DENNIS DE OLIVEIRA*
O golpe militar de 1964 completou 60 anos. Instituiu uma ditadura por 21 anos, só encerrada com a transição de acordos que culminarm com a eleição de Tancredo Neves por via indireta em 1985. A Constituição promulgada em 1988 legitimou de vez o arranjo institucional democrático que vigora até hoje.
Entre o fim de 2022 e início de 2023, o Brasil viveu na iminência de um novo golpe de Estado com a ação de grupos defensores do ex-presidente Jair Bolsonaro que tentaram derrubar o governo recém-eleito. As instituições agiram e estão agindo para punir os que tentaram esta aventura.
Esses dois fatos relatados são a base para um momento em que a "defesa da democracia" como um valor universal no Brasil ganhe corpo no debate público contemporâneo. Ampliando um pouco mais, observa-se que há um nítido crescimento de forças autoritárias em todo o mundo — partidos de inspiração nazifascista ganhando eleições em nações europeias (e até na vizinha Argentina), medidas autoritárias sendo aprovadas em Parlamentos etc.
O que falta refletir em um país como o Brasil é se uma defesa abstrata da democracia é suficiente. Isso porque o que se observa é que essas ideias extremistas têm apoio em parcelas significativas da sociedade.
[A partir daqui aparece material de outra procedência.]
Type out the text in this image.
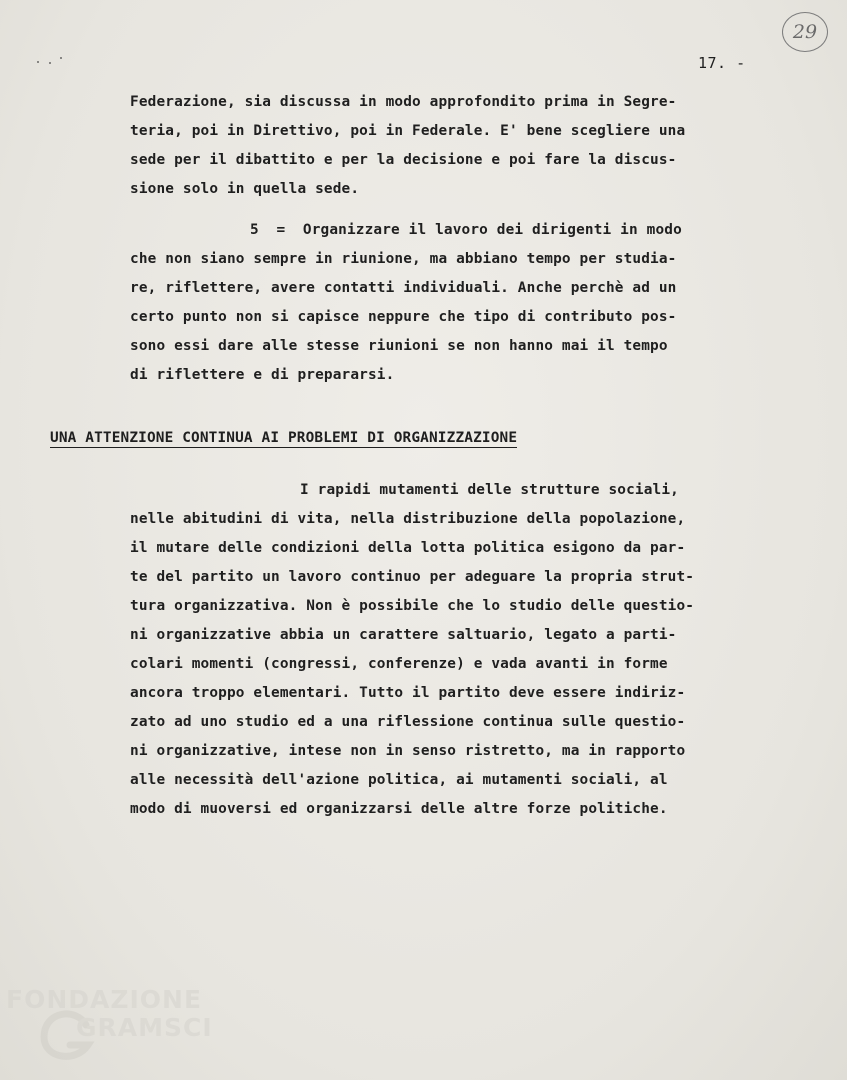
29
17. -
Federazione, sia discussa in modo approfondito prima in Segre-
teria, poi in Direttivo, poi in Federale. E' bene scegliere una
sede per il dibattito e per la decisione e poi fare la discus-
sione solo in quella sede.
5  =  Organizzare il lavoro dei dirigenti in modo
che non siano sempre in riunione, ma abbiano tempo per studia-
re, riflettere, avere contatti individuali. Anche perchè ad un
certo punto non si capisce neppure che tipo di contributo pos-
sono essi dare alle stesse riunioni se non hanno mai il tempo
di riflettere e di prepararsi.
UNA ATTENZIONE CONTINUA AI PROBLEMI DI ORGANIZZAZIONE
I rapidi mutamenti delle strutture sociali,
nelle abitudini di vita, nella distribuzione della popolazione,
il mutare delle condizioni della lotta politica esigono da par-
te del partito un lavoro continuo per adeguare la propria strut-
tura organizzativa. Non è possibile che lo studio delle questio-
ni organizzative abbia un carattere saltuario, legato a parti-
colari momenti (congressi, conferenze) e vada avanti in forme
ancora troppo elementari. Tutto il partito deve essere indiriz-
zato ad uno studio ed a una riflessione continua sulle questio-
ni organizzative, intese non in senso ristretto, ma in rapporto
alle necessità dell'azione politica, ai mutamenti sociali, al
modo di muoversi ed organizzarsi delle altre forze politiche.
FONDAZIONE
GRAMSCI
E é um erro considerar que tal apoio decorre unicamente de "ignorância", "disseminação de fake news" ou "ausência de uma consciência democrática". A pergunta é: até que ponto esta "democracia" tem um significado substantivo na vida das pessoas?
Segundo o último censo do Instituto Brasileiro de Geografia e Estatística (IBGE), o Brasil tem 45,3% da sua população autodeclarada como "parda"; 43,5% como brancos, 10,4% pretos, 0,8% indígenas e 0,4% amarelos. A Câmara dos Deputados – cuja composição dá-se por eleição proporcional – tem entre seus membros 72% de brancos, 20,8% de pardos, 5,2% de pretos, 0,9% de indígenas e 0,6% de amarelos. O Supremo Tribunal Federal não tem nenhum ministro negro. Isso apesar de, segundo o TSE, nas eleições de 2022, o número de candidaturas pretas e pardas ter sido aproximadamente 47%.
Por outro lado, as estatísticas mudam quando se trata da população encarcerada. Segundo o Fórum Brasileiro de Segurança Pública, em 2022, 68% da população carcerária no Brasil era composta por negros (pretos e pardos) contra 30,4% de brancos. O Centro de Estudos de Segurança e Cidadania (Cesec) aponta que 65% dos mortos pela polícia em 2022 eram pessoas negras. A Polícia Militar da Bahia, estado com o maior percentual de pessoas negras, foi a que mais matou civis em 2022: 1.465, com 95% deles sendo negros (a população negra no estado é de 80%).
Assim, a "democracia" brasileira construiu perversamente um sistema representativo "branco", com correspondente criminalização do "ser negro", que ultrapassa a própria composição da população. Pode-se dizer que a maioria é criminalizada e perseguida pelas estruturas de segurança pública e uma minoria é representada nos aparelhos institucionais.
Tal distorção segue em paralelo com a trágica coincidência de agendas no período da redemocratização do Brasil. No fim dos anos 1980, ao mesmo tempo em que a democracia ia sendo reconstruída no país, avançava um novo ordenamento socioeconômico no capitalismo mundial, o neoliberalismo, que aprofundou a concentração de renda, instituiu relações de trabalho precarizadas, ampliou a subordinação da economia nacional ao circuito global do capitalismo. Por isso, a Constituição de 1988, desde a sua promulgação, vem sendo vilipendiada, alterada, modificada na maior parte das vezes com a remoção ou limitação de direitos sociais.
O Brasil passou quase 2/3 da sua existência com a vigência da escravização de negras e negros. A abolição de 13 de maio de 1888 não foi acompanhada de mudanças significativas que permitissem a inserção plena da população negra. E, nos dias atuais, em que se busca defender a "democracia", esses gargalos persistem. Quem mora na periferia está acostumado a ver invasões de domicílios sem mandado judicial, prisões ilegais, execuções por parte de forças policiais. Um congresso majoritariamente branco e elitista discute medidas que querem recrudescer ainda mais o sistema punitivista que, como os dados mostram, tem como alvo prioritário a população negra. É preciso entender que democracia não pode se limitar a mecanismos procedimentais e formais. Se assim for, fará pouco sentido para a população negra e periférica. Daí, não é de se espantar que escapes autoritários se apresentem como alternativa e ganhem apoio.